How Uka fuses Elegant Elegance in the California - Japan Art of Sake-Making
Uka is a story about gratitude that starts as far back as the 1600s Japan. At that time, it is recorded that an ancestor, Zenzaemon Koda, was Director of Construction for his lord. As the Koda family name contains the Japanese character for rice field, it is believed that he was involved in planning rice fields. In the following centuries, my line of the Koda family has been tied to rice in some manner.

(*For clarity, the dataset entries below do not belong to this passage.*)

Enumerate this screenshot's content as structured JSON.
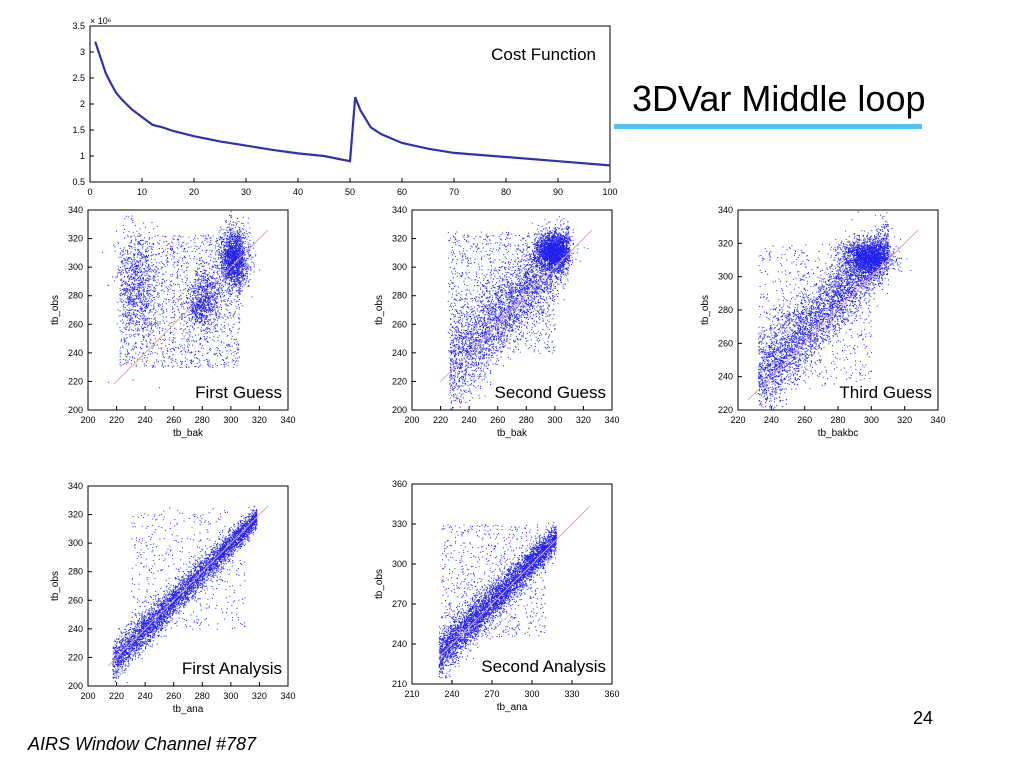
{
  "slide": {
    "title": "3DVar Middle loop",
    "footer": "AIRS Window Channel #787",
    "page_number": "24",
    "accent_color": "#4fc3f7"
  },
  "chart_data": [
    {
      "type": "line",
      "title": "Cost Function",
      "scale_label": "× 10⁶",
      "xlabel": "",
      "ylabel": "",
      "xlim": [
        0,
        100
      ],
      "ylim": [
        0.5,
        3.5
      ],
      "xticks": [
        0,
        10,
        20,
        30,
        40,
        50,
        60,
        70,
        80,
        90,
        100
      ],
      "yticks": [
        0.5,
        1,
        1.5,
        2,
        2.5,
        3,
        3.5
      ],
      "color": "#3030b0",
      "x": [
        1,
        2,
        3,
        4,
        5,
        6,
        7,
        8,
        10,
        12,
        14,
        16,
        20,
        25,
        30,
        35,
        40,
        45,
        50,
        51,
        52,
        54,
        56,
        60,
        65,
        70,
        80,
        90,
        100
      ],
      "y": [
        3.2,
        2.9,
        2.6,
        2.4,
        2.22,
        2.1,
        2.0,
        1.9,
        1.75,
        1.6,
        1.55,
        1.48,
        1.38,
        1.28,
        1.2,
        1.12,
        1.05,
        1.0,
        0.9,
        2.13,
        1.88,
        1.55,
        1.42,
        1.25,
        1.14,
        1.06,
        0.98,
        0.9,
        0.82
      ]
    },
    {
      "type": "scatter",
      "title": "First Guess",
      "xlabel": "tb_bak",
      "ylabel": "tb_obs",
      "xlim": [
        200,
        340
      ],
      "ylim": [
        200,
        340
      ],
      "xticks": [
        200,
        220,
        240,
        260,
        280,
        300,
        320,
        340
      ],
      "yticks": [
        200,
        220,
        240,
        260,
        280,
        300,
        320,
        340
      ],
      "point_color": "#2020ee",
      "diag_color": "#f4a0a0",
      "diag": [
        [
          218,
          218
        ],
        [
          326,
          326
        ]
      ],
      "clusters": [
        {
          "n": 1500,
          "type": "box",
          "x": [
            222,
            306
          ],
          "y": [
            230,
            323
          ]
        },
        {
          "n": 1700,
          "type": "gauss",
          "cx": 302,
          "cy": 306,
          "sx": 5,
          "sy": 11
        },
        {
          "n": 800,
          "type": "gauss",
          "cx": 234,
          "cy": 286,
          "sx": 7,
          "sy": 18
        },
        {
          "n": 400,
          "type": "gauss",
          "cx": 283,
          "cy": 282,
          "sx": 5,
          "sy": 10
        },
        {
          "n": 400,
          "type": "gauss",
          "cx": 277,
          "cy": 272,
          "sx": 5,
          "sy": 7
        }
      ]
    },
    {
      "type": "scatter",
      "title": "Second Guess",
      "xlabel": "tb_bak",
      "ylabel": "tb_obs",
      "xlim": [
        200,
        340
      ],
      "ylim": [
        200,
        340
      ],
      "xticks": [
        200,
        220,
        240,
        260,
        280,
        300,
        320,
        340
      ],
      "yticks": [
        200,
        220,
        240,
        260,
        280,
        300,
        320,
        340
      ],
      "point_color": "#2020ee",
      "diag_color": "#f4a0a0",
      "diag": [
        [
          220,
          220
        ],
        [
          326,
          326
        ]
      ],
      "clusters": [
        {
          "n": 3200,
          "type": "diag",
          "lo": 226,
          "hi": 310,
          "bias": 4,
          "spread": 10,
          "skew": 8
        },
        {
          "n": 1800,
          "type": "gauss",
          "cx": 298,
          "cy": 312,
          "sx": 6,
          "sy": 6
        },
        {
          "n": 1000,
          "type": "box",
          "x": [
            225,
            300
          ],
          "y": [
            240,
            325
          ]
        }
      ]
    },
    {
      "type": "scatter",
      "title": "Third Guess",
      "xlabel": "tb_bakbc",
      "ylabel": "tb_obs",
      "xlim": [
        220,
        340
      ],
      "ylim": [
        220,
        340
      ],
      "xticks": [
        220,
        240,
        260,
        280,
        300,
        320,
        340
      ],
      "yticks": [
        220,
        240,
        260,
        280,
        300,
        320,
        340
      ],
      "point_color": "#2020ee",
      "diag_color": "#f4a0a0",
      "diag": [
        [
          226,
          226
        ],
        [
          328,
          328
        ]
      ],
      "clusters": [
        {
          "n": 3800,
          "type": "diag",
          "lo": 232,
          "hi": 310,
          "bias": 8,
          "spread": 9,
          "skew": 5
        },
        {
          "n": 1800,
          "type": "gauss",
          "cx": 298,
          "cy": 312,
          "sx": 7,
          "sy": 5
        },
        {
          "n": 600,
          "type": "box",
          "x": [
            232,
            300
          ],
          "y": [
            235,
            320
          ]
        }
      ]
    },
    {
      "type": "scatter",
      "title": "First Analysis",
      "xlabel": "tb_ana",
      "ylabel": "tb_obs",
      "xlim": [
        200,
        340
      ],
      "ylim": [
        200,
        340
      ],
      "xticks": [
        200,
        220,
        240,
        260,
        280,
        300,
        320,
        340
      ],
      "yticks": [
        200,
        220,
        240,
        260,
        280,
        300,
        320,
        340
      ],
      "point_color": "#2020ee",
      "diag_color": "#f4a0a0",
      "diag": [
        [
          214,
          214
        ],
        [
          326,
          326
        ]
      ],
      "clusters": [
        {
          "n": 4500,
          "type": "diag",
          "lo": 217,
          "hi": 318,
          "bias": 0,
          "spread": 4,
          "skew": 3
        },
        {
          "n": 500,
          "type": "box",
          "x": [
            230,
            310
          ],
          "y": [
            240,
            325
          ]
        }
      ]
    },
    {
      "type": "scatter",
      "title": "Second Analysis",
      "xlabel": "tb_ana",
      "ylabel": "tb_obs",
      "xlim": [
        210,
        360
      ],
      "ylim": [
        210,
        360
      ],
      "xticks": [
        210,
        240,
        270,
        300,
        330,
        360
      ],
      "yticks": [
        210,
        240,
        270,
        300,
        330,
        360
      ],
      "point_color": "#2020ee",
      "diag_color": "#f4a0a0",
      "diag": [
        [
          230,
          230
        ],
        [
          343,
          343
        ]
      ],
      "clusters": [
        {
          "n": 4500,
          "type": "diag",
          "lo": 230,
          "hi": 318,
          "bias": 2,
          "spread": 5,
          "skew": 4
        },
        {
          "n": 700,
          "type": "box",
          "x": [
            232,
            310
          ],
          "y": [
            245,
            330
          ]
        }
      ]
    }
  ]
}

More recently, Keisaburo Koda, my grandfather, emigrated from Fukushima to California in the 1910s. Although he was a school principal in Japan, he started his American Dream as a laborer picking peaches. With ambition, steadfastness, and a knack for business, he founded Koda Farms in 1928 and built a successful vertically integrated rice farm and mill that sold rice under his own brands. My father’s generation created the unique Japonica medium grain rice variety, KR55, in the 1950s which is still packaged today under the brand name, Koda Farms Heirloom Kokuho Rose® (the Japanese translation of “Kokuho” is “country’s treasure”).
Omurasaki Beverage Company was founded in 2019 to start a new chapter by taking the KR55 rice variety in a completely different direction by having it brewed into Uka sake. While sake is an ancient beverage, brewing it with a unique California rice variety to create a conceptual product representing the culmination of centuries of family heritage was new. One of the meanings of the Japanese word, Uka, is “emergence,” as in a butterfly emerging from it’s chrysalis. This echoes what happens to the rice when it is transformed from a table staple into something that is elegant and refined. The Uka butterfly is symbolic of the tie between the USA and Japan with the lower wings representing stylized maps of California and Fukushima. This carries on my grandfather’s commitment to foster better relations between his adopted country and his birth country.
Uka is a collaboration with a Japanese sake brewery, and it was important that the brewery selected to transform the rice into sake be located near where my grandfather originated in Fukushima. Working with renown brewery, Ninki Inc, achieves this and adds the depth and dimension of a brewery family with three hundred years and nineteen generations of excellence. The final piece of the Uka concept is supporting butterfly conservation via the San Bruno Mountain Watch in Northern California that protects and enhances habitat for endangered and threatened butterfly species like the Mission Blue Butterfly.
Currently, the Uka sake line is comprised of three organic junmai daiginjos polished to 40% (60% of the whole grain brown rice kernel has been milled away). Uka Black Label is a traditional, full bodied, super smooth, slightly sweet, and slightly floral sake. Uka Dry is a counterpoint being drier, less sweet, and brighter with more subtle nuances. Uka Sparkling Sake is a naturally effervescent, bubbly, and fun sake. In the latter part of 2025, a new product, “Uka Moment” will be introduced to the USA as a champenoise-style sake. It will be similar to champagne with around five bars of pressure and without the sweetness of Uka Sparkling Sake. My hope is that Uka resonates at some level with all people whether or not they drink Uka. We all have reasons to be grateful for those who came before us, those around us now, and those who will follow after us. I can never be as large in life as my grandfather, but if he is happy with Uka, then I’ve done something right. Although he died in the same year I was born, I was told that he liked to drink sake, and I can’t help but imagine what it would be like to drink Uka with him.